Different organisms have adapted in various ways to the boom-and-bust cycles of productivity that typify continental climates, and the locusts evolved phase change as a means of tracking ephemeral resources. During normal years, the locusts persist in their solitary phase, generally avoiding one another to more evenly exploit the available resources. In moist years, their populations begin to increase within their breeding areas. This increase may be sufficient to cause crowding in some habitats such as deserts, where food is normally scarce. In habitats with more reliable food, such as grasslands and meadows, crowding occurs when productive periods are followed by droughts that force the abundant insects into close contact while competing for declining food. In either case, the gregarious phase is triggered by the insects’ endocrine system, which is cued both by chemicals released from the crowded insects via their accumulating excrement and by the frequent disturbance of tiny hairs on the hind legs of the creatures.
/> Although outwardly unchanged themselves, the crowded females lay eggs that are biochemically predisposed to develop into nymphs with a predilection for aggregating rather than scattering. This tendency is reinforced as the growing nymphs are compelled to congregate in the shrinking patches of lush grasses, caused by overpopulation, the onset of drought, or both. The constant jostling and odor of feces continue to induce endocrine changes that complete the locusts’ transformation into the migratory phase. The changes in the insect’s morphology (such as lengthened wings), behavior (such as the propensity to aggregate), and physiology (such as the delayed maturation of eggs) are all in preparation for migration. For locusts, crowding means an impending famine, and migration into the unknown is preferable to sure starvation.

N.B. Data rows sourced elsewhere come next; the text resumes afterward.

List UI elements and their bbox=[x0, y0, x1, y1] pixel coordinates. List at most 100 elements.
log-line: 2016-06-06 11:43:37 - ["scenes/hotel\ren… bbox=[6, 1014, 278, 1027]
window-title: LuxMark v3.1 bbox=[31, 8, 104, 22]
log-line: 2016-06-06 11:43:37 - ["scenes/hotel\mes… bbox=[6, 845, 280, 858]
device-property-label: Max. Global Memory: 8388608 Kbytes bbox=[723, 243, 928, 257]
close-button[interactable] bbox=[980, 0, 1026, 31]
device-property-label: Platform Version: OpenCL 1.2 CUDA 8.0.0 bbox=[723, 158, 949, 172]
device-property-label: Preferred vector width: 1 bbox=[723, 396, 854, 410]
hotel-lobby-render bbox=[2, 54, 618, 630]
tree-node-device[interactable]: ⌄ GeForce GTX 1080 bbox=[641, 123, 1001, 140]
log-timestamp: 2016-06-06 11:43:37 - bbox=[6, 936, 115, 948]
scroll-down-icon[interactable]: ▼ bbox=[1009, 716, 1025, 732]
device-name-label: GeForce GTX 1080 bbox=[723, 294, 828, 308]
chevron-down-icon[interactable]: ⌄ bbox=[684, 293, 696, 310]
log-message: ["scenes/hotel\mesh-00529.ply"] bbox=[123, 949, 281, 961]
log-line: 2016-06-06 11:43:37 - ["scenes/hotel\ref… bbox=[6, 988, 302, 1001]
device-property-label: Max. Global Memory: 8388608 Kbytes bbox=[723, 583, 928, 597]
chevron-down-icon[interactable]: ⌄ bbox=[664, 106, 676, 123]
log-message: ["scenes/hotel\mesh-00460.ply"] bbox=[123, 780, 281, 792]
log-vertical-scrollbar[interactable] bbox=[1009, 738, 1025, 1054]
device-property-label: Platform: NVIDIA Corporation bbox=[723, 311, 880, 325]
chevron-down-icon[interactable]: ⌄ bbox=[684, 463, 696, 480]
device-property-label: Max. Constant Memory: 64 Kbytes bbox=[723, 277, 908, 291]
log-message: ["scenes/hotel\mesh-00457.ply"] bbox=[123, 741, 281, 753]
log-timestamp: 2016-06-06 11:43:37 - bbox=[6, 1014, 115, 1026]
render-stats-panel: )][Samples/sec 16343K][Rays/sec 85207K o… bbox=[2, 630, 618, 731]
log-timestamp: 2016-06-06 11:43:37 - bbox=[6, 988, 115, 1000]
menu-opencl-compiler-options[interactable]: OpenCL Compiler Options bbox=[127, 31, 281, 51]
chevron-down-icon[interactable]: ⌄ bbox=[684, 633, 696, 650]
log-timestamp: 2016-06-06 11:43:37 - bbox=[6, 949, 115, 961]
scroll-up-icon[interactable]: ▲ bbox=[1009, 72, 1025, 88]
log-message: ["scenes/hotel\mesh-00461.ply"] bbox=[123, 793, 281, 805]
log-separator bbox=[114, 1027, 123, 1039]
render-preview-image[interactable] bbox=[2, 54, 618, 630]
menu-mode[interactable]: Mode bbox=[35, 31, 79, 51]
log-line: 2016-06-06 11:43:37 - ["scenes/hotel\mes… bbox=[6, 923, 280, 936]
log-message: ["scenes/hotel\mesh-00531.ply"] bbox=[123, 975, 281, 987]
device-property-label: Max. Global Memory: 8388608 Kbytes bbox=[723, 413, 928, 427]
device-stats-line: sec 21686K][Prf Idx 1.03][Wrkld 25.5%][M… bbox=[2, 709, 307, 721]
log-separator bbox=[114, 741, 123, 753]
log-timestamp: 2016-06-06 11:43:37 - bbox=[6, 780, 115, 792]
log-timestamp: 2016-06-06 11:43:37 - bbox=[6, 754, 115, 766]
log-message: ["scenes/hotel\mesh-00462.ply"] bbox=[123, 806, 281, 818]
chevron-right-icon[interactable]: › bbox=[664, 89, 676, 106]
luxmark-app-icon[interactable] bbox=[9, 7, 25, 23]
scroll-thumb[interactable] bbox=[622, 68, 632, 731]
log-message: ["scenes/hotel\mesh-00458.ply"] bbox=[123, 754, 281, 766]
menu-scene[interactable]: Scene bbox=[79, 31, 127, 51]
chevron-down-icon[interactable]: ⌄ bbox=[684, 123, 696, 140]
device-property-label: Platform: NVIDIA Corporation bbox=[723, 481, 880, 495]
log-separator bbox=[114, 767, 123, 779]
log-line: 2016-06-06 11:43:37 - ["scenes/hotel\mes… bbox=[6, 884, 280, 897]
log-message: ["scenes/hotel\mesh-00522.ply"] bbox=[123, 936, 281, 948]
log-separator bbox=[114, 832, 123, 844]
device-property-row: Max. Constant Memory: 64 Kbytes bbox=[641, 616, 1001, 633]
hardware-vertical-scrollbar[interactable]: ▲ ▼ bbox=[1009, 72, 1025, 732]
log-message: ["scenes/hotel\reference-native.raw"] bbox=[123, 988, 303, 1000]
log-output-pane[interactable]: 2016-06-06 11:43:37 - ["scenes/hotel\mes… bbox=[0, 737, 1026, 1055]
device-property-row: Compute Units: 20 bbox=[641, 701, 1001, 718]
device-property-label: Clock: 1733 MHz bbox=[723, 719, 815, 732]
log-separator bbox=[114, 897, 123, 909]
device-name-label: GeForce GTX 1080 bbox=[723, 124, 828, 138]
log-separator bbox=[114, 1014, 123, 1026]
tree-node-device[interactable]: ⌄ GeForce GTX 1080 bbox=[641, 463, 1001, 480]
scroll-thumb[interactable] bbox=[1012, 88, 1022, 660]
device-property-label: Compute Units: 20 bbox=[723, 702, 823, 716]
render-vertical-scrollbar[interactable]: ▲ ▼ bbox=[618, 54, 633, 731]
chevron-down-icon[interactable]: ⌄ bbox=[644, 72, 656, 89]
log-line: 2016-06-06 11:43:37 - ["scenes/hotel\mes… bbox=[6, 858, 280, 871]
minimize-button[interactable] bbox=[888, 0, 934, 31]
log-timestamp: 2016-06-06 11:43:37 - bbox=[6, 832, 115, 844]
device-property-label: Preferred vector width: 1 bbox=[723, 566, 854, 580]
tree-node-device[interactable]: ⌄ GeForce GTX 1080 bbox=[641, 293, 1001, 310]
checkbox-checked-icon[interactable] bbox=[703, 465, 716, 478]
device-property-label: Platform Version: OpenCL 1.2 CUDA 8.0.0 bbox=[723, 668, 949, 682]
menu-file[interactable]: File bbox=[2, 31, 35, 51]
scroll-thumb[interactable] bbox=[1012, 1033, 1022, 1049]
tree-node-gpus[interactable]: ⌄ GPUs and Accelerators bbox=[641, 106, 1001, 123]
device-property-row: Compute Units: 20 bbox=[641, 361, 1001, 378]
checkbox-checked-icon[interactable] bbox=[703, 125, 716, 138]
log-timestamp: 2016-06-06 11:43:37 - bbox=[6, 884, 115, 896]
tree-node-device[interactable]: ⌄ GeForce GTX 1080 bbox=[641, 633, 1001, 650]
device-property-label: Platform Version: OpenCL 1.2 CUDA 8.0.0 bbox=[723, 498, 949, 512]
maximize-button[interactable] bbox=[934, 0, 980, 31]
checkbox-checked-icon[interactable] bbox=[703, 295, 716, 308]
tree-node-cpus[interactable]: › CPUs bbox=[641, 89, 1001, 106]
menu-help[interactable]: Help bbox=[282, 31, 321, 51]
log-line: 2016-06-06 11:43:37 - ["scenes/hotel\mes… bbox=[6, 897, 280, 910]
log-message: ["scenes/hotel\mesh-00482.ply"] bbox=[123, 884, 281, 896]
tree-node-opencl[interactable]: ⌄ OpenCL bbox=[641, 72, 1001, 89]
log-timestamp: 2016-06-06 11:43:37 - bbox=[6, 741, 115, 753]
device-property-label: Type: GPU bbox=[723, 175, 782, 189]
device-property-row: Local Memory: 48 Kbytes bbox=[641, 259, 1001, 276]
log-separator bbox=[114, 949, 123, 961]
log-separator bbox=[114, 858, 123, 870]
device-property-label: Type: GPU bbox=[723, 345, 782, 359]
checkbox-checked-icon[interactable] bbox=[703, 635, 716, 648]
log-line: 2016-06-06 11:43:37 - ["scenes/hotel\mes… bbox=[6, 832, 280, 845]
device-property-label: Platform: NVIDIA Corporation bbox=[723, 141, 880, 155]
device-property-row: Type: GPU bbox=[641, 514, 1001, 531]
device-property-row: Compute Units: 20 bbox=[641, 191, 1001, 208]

Of course, this process of transformation is entirely reversible. As the population density declines due to a swarm’s being dispersed or suffering high mortality, the cues that elicit development of the gregarious phase diminish. The eggs laid by scattered adults tend to develop into rather unsociable nymphs. With low densities and solitary behavior, the nymphs rarely encounter one another (or other locusts’ feces). And so, the locusts transform back into their solitary phase until such time as environmental conditions induce a surge of reproduction, a period of crowding, the possibility of famine, and the compulsion to migrate.